Samuil Marshak(1887-1964)
- Writer
- Music Department
- Script and Continuity Department
Samuil Marshak is Russian and Soviet poet, play-writer and translator, literary critic, screenwriter. The author of popular children's books. Early childhood and school years, Samuil spent in the town of Ostrogozhsk, near Voronezh, where his uncle, Mikhail Gitelson, a dentist at the Ostrogozhsk male gymnasium, lived. He studied in the years 1899-1906 in Ostrogozhskiy, the 3rd St. Petersburg and Yalta gymnasiums. In the gymnasium, a teacher of literature instilled a love for classical poetry, encouraged the first literary experiences of the future poet and considered him a wunderkind. One of the poetic notebooks of Marshak fell into the hands of V. V. Stasov, a famous Russian critic and art historian, who took an active part in the fate of the young man. With the help of Stasov, Samuil moves to Petersburg and studies in one of the best gymnasiums. He spends whole days in the public library where Stasov worked. He began to be printed in 1907, having published the collection "Zionids". In 1911, together with his friend, the poet Yakov Godin, and a group of youth made a long journey through the Middle East: they sailed from Odessa on a ship, heading for the countries of the Eastern Mediterranean - Turkey, Greece, Syria, and Palestine. Marshak went there as a correspondent for the St. Petersburg Universal newspaper and the Blue Journal. Under the influence of what he saw, he created a cycle of poems under the common name "Palestine". On this trip, he met Sophia Milvidskaya (1889-1953), whom he married soon after returning. At the end of September 1912, the newlyweds went to England. There Marshak studied first at the Polytechnic, then at the University of London (1912-1914). During the holidays he traveled extensively on foot in England, listening to English folk songs. Even then, he began working on translations of English ballads, which later glorified him.
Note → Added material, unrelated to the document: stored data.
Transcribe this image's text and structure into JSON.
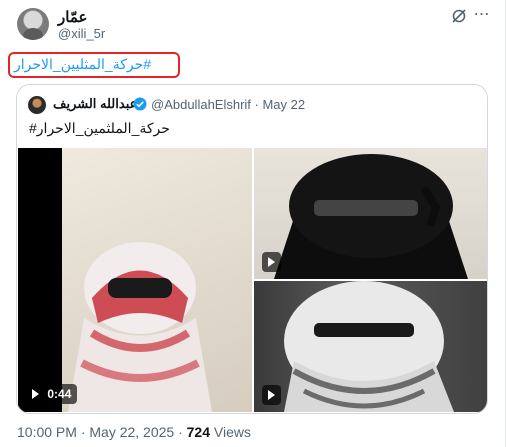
{
  "author": {
    "name": "عمّار",
    "handle": "@xili_5r"
  },
  "post": {
    "hashtag_text": "#حركة_المثليين_الاحرار"
  },
  "quoted": {
    "name": "عبدالله الشريف",
    "handle_date": "@AbdullahElshrif · May 22",
    "text": "#حركة_الملثمين_الاحرار",
    "video_duration": "0:44"
  },
  "meta": {
    "time_date": "10:00 PM · May 22, 2025 · ",
    "views_count": "724",
    "views_label": " Views"
  },
  "colors": {
    "link": "#1d9bf0",
    "highlight_border": "#e0262c",
    "verified": "#1d9bf0"
  },
  "icons": [
    "grok-icon",
    "more-icon",
    "verified-badge-icon",
    "play-icon"
  ]
}
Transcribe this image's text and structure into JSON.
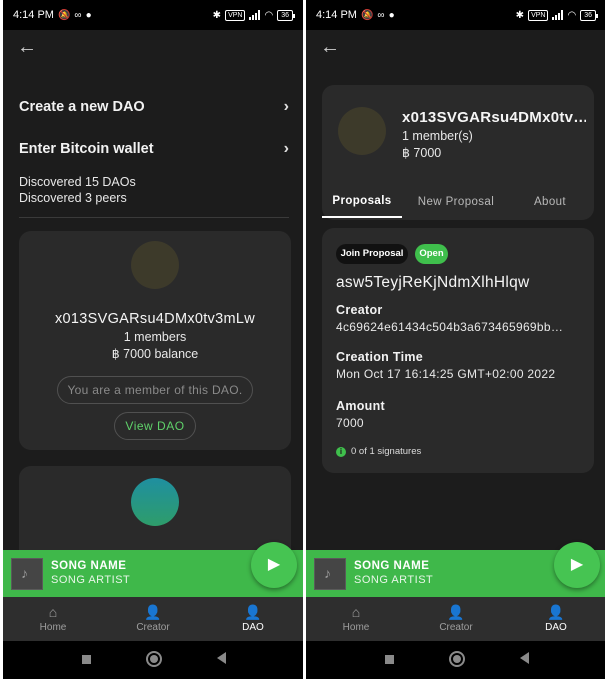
{
  "status": {
    "time": "4:14 PM",
    "vpn": "VPN",
    "battery": "36"
  },
  "left": {
    "menu": [
      {
        "label": "Create a new DAO"
      },
      {
        "label": "Enter Bitcoin wallet"
      }
    ],
    "discovered_daos": "Discovered 15 DAOs",
    "discovered_peers": "Discovered 3 peers",
    "dao_card": {
      "name": "x013SVGARsu4DMx0tv3mLw",
      "members": "1 members",
      "balance": "฿ 7000 balance",
      "member_notice": "You are a member of this DAO.",
      "view_button": "View DAO"
    }
  },
  "right": {
    "dao": {
      "name": "x013SVGARsu4DMx0tv…",
      "members": "1 member(s)",
      "balance": "฿ 7000"
    },
    "tabs": [
      "Proposals",
      "New Proposal",
      "About"
    ],
    "proposal": {
      "tag_join": "Join Proposal",
      "tag_open": "Open",
      "id": "asw5TeyjReKjNdmXlhHlqw",
      "creator_label": "Creator",
      "creator_value": "4c69624e61434c504b3a673465969bb…",
      "time_label": "Creation Time",
      "time_value": "Mon Oct 17 16:14:25 GMT+02:00 2022",
      "amount_label": "Amount",
      "amount_value": "7000",
      "signatures": "0 of 1 signatures"
    }
  },
  "player": {
    "song_name": "SONG NAME",
    "song_artist": "SONG ARTIST"
  },
  "nav": [
    {
      "label": "Home",
      "icon": "home-icon"
    },
    {
      "label": "Creator",
      "icon": "person-icon"
    },
    {
      "label": "DAO",
      "icon": "person-icon",
      "active": true
    }
  ],
  "colors": {
    "accent": "#3fb84a",
    "background": "#1c1c1c",
    "card": "#2a2a2a"
  }
}
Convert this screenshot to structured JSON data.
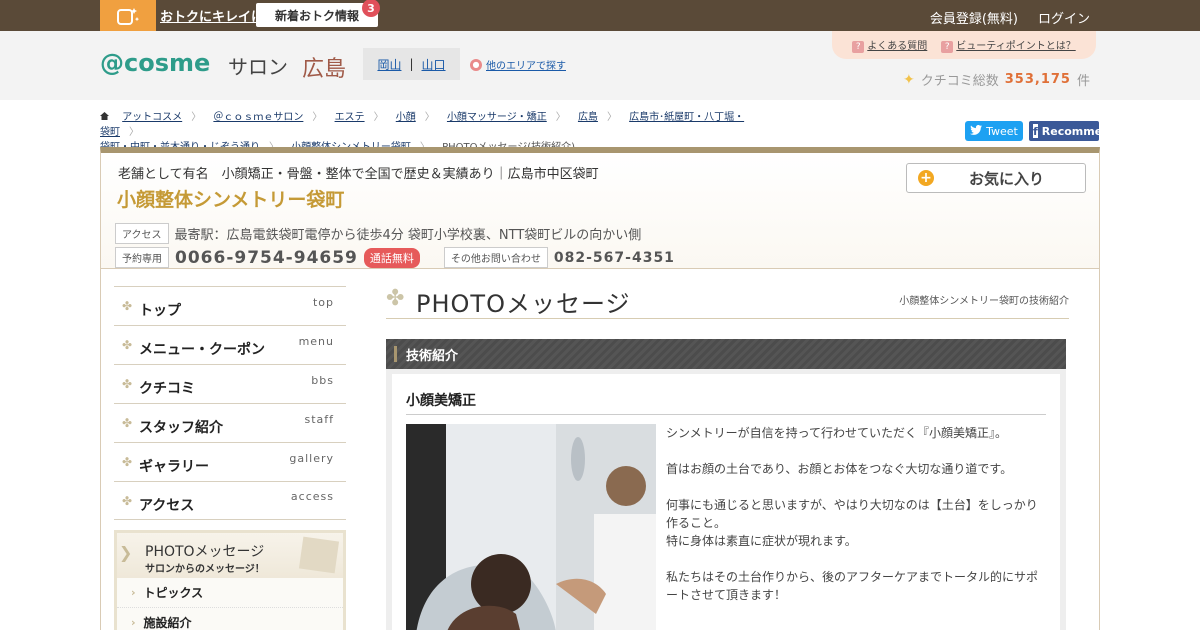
{
  "topbar": {
    "promo_text": "おトクにキレイになる情報が満載！",
    "promo_button": "新着おトク情報",
    "promo_badge": "3",
    "signup": "会員登録(無料)",
    "login": "ログイン"
  },
  "header": {
    "logo": "@cosme",
    "logo_salon": "サロン",
    "area": "広島",
    "area_links": [
      "岡山",
      "山口"
    ],
    "area_sep": "|",
    "other_area": "他のエリアで探す",
    "help_links": [
      "よくある質問",
      "ビューティポイントとは？"
    ],
    "review_label": "クチコミ総数",
    "review_count": "353,175",
    "review_unit": "件"
  },
  "breadcrumb": {
    "items": [
      "アットコスメ",
      "＠ｃｏｓｍｅサロン",
      "エステ",
      "小顔",
      "小顔マッサージ・矯正",
      "広島",
      "広島市･紙屋町・八丁堀・袋町",
      "袋町・中町・並木通り・じぞう通り",
      "小顔整体シンメトリー袋町"
    ],
    "current": "PHOTOメッセージ(技術紹介)"
  },
  "social": {
    "tweet": "Tweet",
    "facebook": "Recommend"
  },
  "salon": {
    "catch": "老舗として有名　小顔矯正・骨盤・整体で全国で歴史＆実績あり｜広島市中区袋町",
    "name": "小顔整体シンメトリー袋町",
    "favorite": "お気に入り",
    "access_tag": "アクセス",
    "access_text": "最寄駅：広島電鉄袋町電停から徒歩4分 袋町小学校裏、NTT袋町ビルの向かい側",
    "reserve_tag": "予約専用",
    "phone": "0066-9754-94659",
    "free_badge": "通話無料",
    "other_tag": "その他お問い合わせ",
    "phone2": "082-567-4351"
  },
  "sidebar": {
    "items": [
      {
        "label": "トップ",
        "en": "top"
      },
      {
        "label": "メニュー・クーポン",
        "en": "menu"
      },
      {
        "label": "クチコミ",
        "en": "bbs"
      },
      {
        "label": "スタッフ紹介",
        "en": "staff"
      },
      {
        "label": "ギャラリー",
        "en": "gallery"
      },
      {
        "label": "アクセス",
        "en": "access"
      }
    ],
    "photo_card_title": "PHOTOメッセージ",
    "photo_card_sub": "サロンからのメッセージ！",
    "sub_items": [
      "トピックス",
      "施設紹介"
    ]
  },
  "main": {
    "page_title": "PHOTOメッセージ",
    "page_sub": "小顔整体シンメトリー袋町の技術紹介",
    "section": "技術紹介",
    "content_title": "小顔美矯正",
    "paragraphs": [
      "シンメトリーが自信を持って行わせていただく『小顔美矯正』。",
      "首はお顔の土台であり、お顔とお体をつなぐ大切な通り道です。",
      "何事にも通じると思いますが、やはり大切なのは【土台】をしっかり作ること。\n特に身体は素直に症状が現れます。",
      "私たちはその土台作りから、後のアフターケアまでトータル的にサポートさせて頂きます！"
    ]
  },
  "colors": {
    "topbar": "#5a4a38",
    "gold": "#c59a36",
    "brand": "#2e9c8a",
    "accent": "#e07038"
  }
}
During the Great Patriotic War, he actively worked in the genre of satire, publishing poems in Pravda and creating posters. During all his literary activities (over 50 years), he continues to write both poetic feuilletons and serious, lyrics. In 1962, his collection "The Chosen Lyrics" was published; he also owns a separately selected cycle "Lyrical epigrams". Books of Marshak are translated into many languages of the world.